Anne Arundel Circuit Court Judge Warren B. Duckett Jr. granted a motion by Robert Franklin Miller that evidence seized from a Cadillac he borrowed and from a frame shop where he was having a diploma mounted could not be used at his March 22 theft trial.
In granting the motion, Judge Duckett agreed with Anne Arundel County Public Defender Alan R. Friedman, who argued that police seizures last summer of the restaurant receipts and the framed diploma violated Mr. Miller's rights against illegal search and seizure.
"We've got something called the Fourth Amendment, and we don't allow police officers to just go around and take things," Mr. Friedman said. "This issue is, where's the warrant? Why didn't they have a warrant?"
Assistant State's Attorney Robert Bittman had argued that both the restaurant receipts found in the Cadillac and the diploma were voluntarily handed over by the shopkeeper and the car owner, negating any need for a search warrant. "It was just good police work," he said.
Mr. Bittman declined to comment after the ruling.
The diploma, taken from a framing shop in Parole on July 13 by Cpl. Darryl Hagner, a county police officer assigned to the state's attorney's office, showed Mr. Miller as having earned a law degree from Louisiana Capital University.
Police say no such university exists.
The restaurant receipts were taken from a Cadillac owned by Bernadine T. Biniasz of Glen Burnie, who testified yesterday that she lent Mr. Miller the car in exchange for use of some land Mr. Miller claimed to have owned.
Mr. Miller is to be tried on misdemeanor breaking and entering and theft charges for allegedly breaking into the Bridgeview Restaurant in Eastport on May 24, 1993.
That March, state police said, Mr. Miller had entered into an agreement with Charles Ellenberger, a retired Howard County police officer from Ellicott City, to purchase the Bridgeview from Alan Foote, an Annapolis businessman.
But the deal fell through in early May, when Mr. Foote contacted Mr. Ellenberger. Mr. Foote claimed he wasn't getting payments promised from Mr. Miller and said he had been forced to change the locks on the restaurant twice since the purchase.
Mr. Miller admitted he was having troubles managing the restaurant, and agreed to relinquish his ownership interests at a meeting on May 18, police said.
The break-in occurred a week later.
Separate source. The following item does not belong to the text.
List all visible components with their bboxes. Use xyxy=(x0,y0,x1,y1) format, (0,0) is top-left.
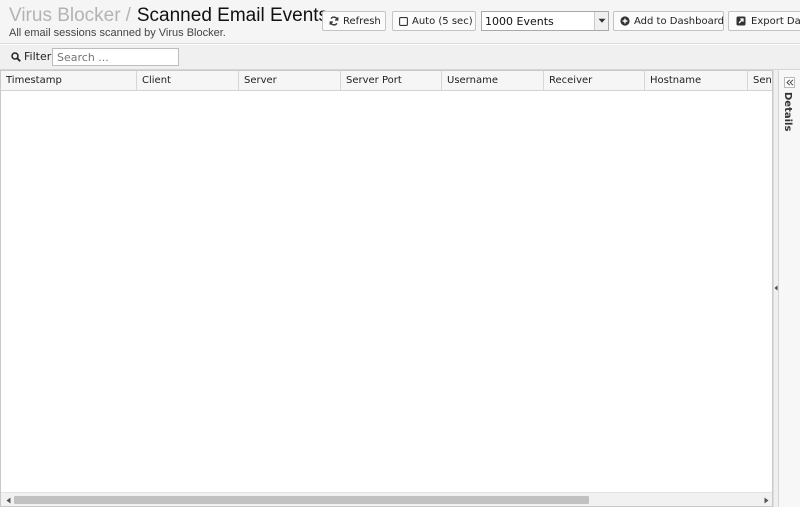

Mr. Miller asked Annapolis police to provide security for the move, telling them he wanted his restaurant supplies back and that he was worried a former partner might show up to cause trouble. He showed officers ownership papers that police later learned were outdated.
Mr. Miller hired two private security guards, eight movers, three U-haul trucks and a Glen Burnie storage locker and hauled away all of the restaurant's contents, Mr. Ellenberger later said.
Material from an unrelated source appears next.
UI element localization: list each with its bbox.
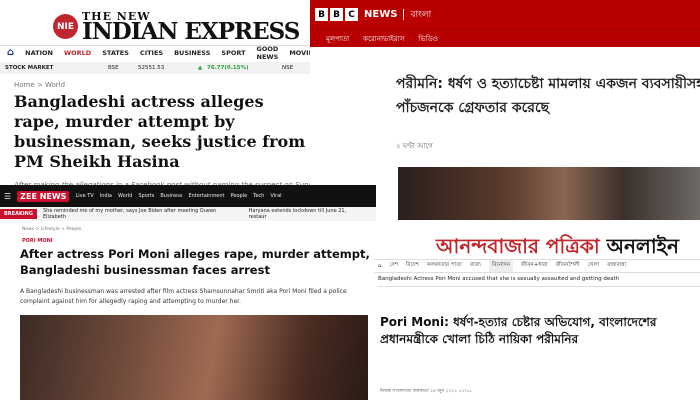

Mr. Ellenberger found out about the break-in the next day, when his employees were blocked from re-entering the restaurant by two Wackenhut security guards.
Yesterday's ruling was the second victory in Anne Arundel Circuit Court for Mr. Miller, who is known in the Annapolis area as "Dr. Bob."
Mr. Miller had been charged with conspiracy to commit fraud for allegedly trying to set up a phoney diploma mill at his West Street offices.
But those charges were dropped after Judge Bruce C. Williams ruled that 40 boxes of evidence seized from Mr. Miller's offices, allegedly detailing plans to set up the Washington Chiropractic College, could not be used.
Judge Williams ruled that those documents were obtained after police obtained a warrant, signed by District Judge Michael E. Loney, that was issued without sufficient probable cause to believe a crime had been committed.